With Major League Baseball’s interactive media branch installing iBeacons in stadiums across the league as the 2014 season gets underway (including San Francisco), it appears there’s good reason to think brand marketers are seizing upon the concept of geographically-triggered messages. In a blog post on CMO.com, Adobe’s strategic marketing director for mobile solutions, Ray Pun touches on the baseball project and gives some other examples of marketers that are using the technology in the field today.

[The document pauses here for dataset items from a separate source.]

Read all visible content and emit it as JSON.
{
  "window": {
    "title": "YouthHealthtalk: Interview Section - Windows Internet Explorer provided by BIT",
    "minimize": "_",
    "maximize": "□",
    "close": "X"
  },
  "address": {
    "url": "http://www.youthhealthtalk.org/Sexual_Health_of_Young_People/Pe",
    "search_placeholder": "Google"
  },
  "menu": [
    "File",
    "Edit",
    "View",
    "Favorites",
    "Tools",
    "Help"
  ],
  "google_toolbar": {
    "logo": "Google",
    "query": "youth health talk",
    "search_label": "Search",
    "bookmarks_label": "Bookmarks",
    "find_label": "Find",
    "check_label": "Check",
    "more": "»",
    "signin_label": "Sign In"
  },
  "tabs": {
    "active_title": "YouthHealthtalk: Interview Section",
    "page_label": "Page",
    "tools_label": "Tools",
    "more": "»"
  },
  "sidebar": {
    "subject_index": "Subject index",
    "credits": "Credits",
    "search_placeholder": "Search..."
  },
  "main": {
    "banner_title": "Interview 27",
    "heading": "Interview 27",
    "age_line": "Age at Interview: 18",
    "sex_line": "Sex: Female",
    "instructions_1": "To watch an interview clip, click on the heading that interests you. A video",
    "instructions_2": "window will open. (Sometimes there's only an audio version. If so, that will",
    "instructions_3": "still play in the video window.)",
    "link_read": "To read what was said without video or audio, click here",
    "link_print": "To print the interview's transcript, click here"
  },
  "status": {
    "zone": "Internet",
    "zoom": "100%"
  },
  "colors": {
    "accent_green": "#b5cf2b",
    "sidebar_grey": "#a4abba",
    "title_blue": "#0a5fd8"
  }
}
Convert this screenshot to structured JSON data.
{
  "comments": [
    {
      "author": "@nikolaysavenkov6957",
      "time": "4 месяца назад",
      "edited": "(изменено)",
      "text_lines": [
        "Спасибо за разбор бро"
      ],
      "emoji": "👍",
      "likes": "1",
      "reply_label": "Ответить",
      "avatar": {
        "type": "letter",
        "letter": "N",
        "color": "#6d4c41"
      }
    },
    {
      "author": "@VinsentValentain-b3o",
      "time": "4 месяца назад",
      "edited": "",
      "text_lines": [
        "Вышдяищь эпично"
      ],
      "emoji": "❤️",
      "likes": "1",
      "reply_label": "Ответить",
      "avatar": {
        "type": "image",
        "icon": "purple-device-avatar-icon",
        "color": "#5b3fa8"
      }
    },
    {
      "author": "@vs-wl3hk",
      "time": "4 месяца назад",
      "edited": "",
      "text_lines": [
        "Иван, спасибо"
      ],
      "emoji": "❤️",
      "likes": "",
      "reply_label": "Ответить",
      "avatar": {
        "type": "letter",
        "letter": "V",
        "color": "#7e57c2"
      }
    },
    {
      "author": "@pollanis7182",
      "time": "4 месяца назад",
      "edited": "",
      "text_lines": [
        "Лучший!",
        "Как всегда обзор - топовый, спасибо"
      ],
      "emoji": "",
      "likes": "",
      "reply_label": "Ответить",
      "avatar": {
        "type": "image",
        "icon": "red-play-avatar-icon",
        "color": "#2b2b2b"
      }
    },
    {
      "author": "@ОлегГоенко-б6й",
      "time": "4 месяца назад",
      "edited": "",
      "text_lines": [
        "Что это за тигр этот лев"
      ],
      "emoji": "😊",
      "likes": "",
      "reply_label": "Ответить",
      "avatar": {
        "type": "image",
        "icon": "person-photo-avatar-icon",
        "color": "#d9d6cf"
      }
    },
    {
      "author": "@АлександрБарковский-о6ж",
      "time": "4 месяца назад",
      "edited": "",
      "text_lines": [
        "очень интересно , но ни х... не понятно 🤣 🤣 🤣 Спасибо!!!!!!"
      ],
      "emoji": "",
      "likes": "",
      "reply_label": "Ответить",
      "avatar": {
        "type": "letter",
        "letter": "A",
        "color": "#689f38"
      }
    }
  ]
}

Why is Pun writing about iBeacon? Well Adobe just announced support for iBeacon in its Marketing Cloud suite last week at its Summit digital marketing conference. The first iBeacon features to appear will be in Adobe Campaign, allowing you to push messages to smartphones in the right place at the right time. There could also be future integration with Adobe Target that would allow marketers to set up specific trigger events for iBeacons in a store, such as discount offers. While there’s no doubt that iBeacon marketing tactics could lead to some happy customers who feel like they got a good deal or better service, and lead to the “wow” moment Pun says it will, there’s a lot of situations where it might not work to consider:

  • Apple users will need to have an iOS 7 and up device to be compatible with iBeacon. They will also need to have a retailer’s app installed in order to receive push notifications from an iBeacon.
  • Many older Android phones won’t support Bluetooth 4.0 LE, the iBeacon technology. Even Android phones that do support that will require the user to install an app to interact with iBeacon. Android doesn’t support push notifications via iBeacon at this point.
  • There are of course BlackBerry phones (still popular in Canada) and Windows Phones to consider, which won’t be compatible.
  • A user could choose not to opt-in to receive your push messages.
  • A user could have a compatible device, say an iPhone 5, but keep Bluetooth off in order to save battery power. Many battery management apps will turn off Bluetooth once battery levels drop below a certain amount.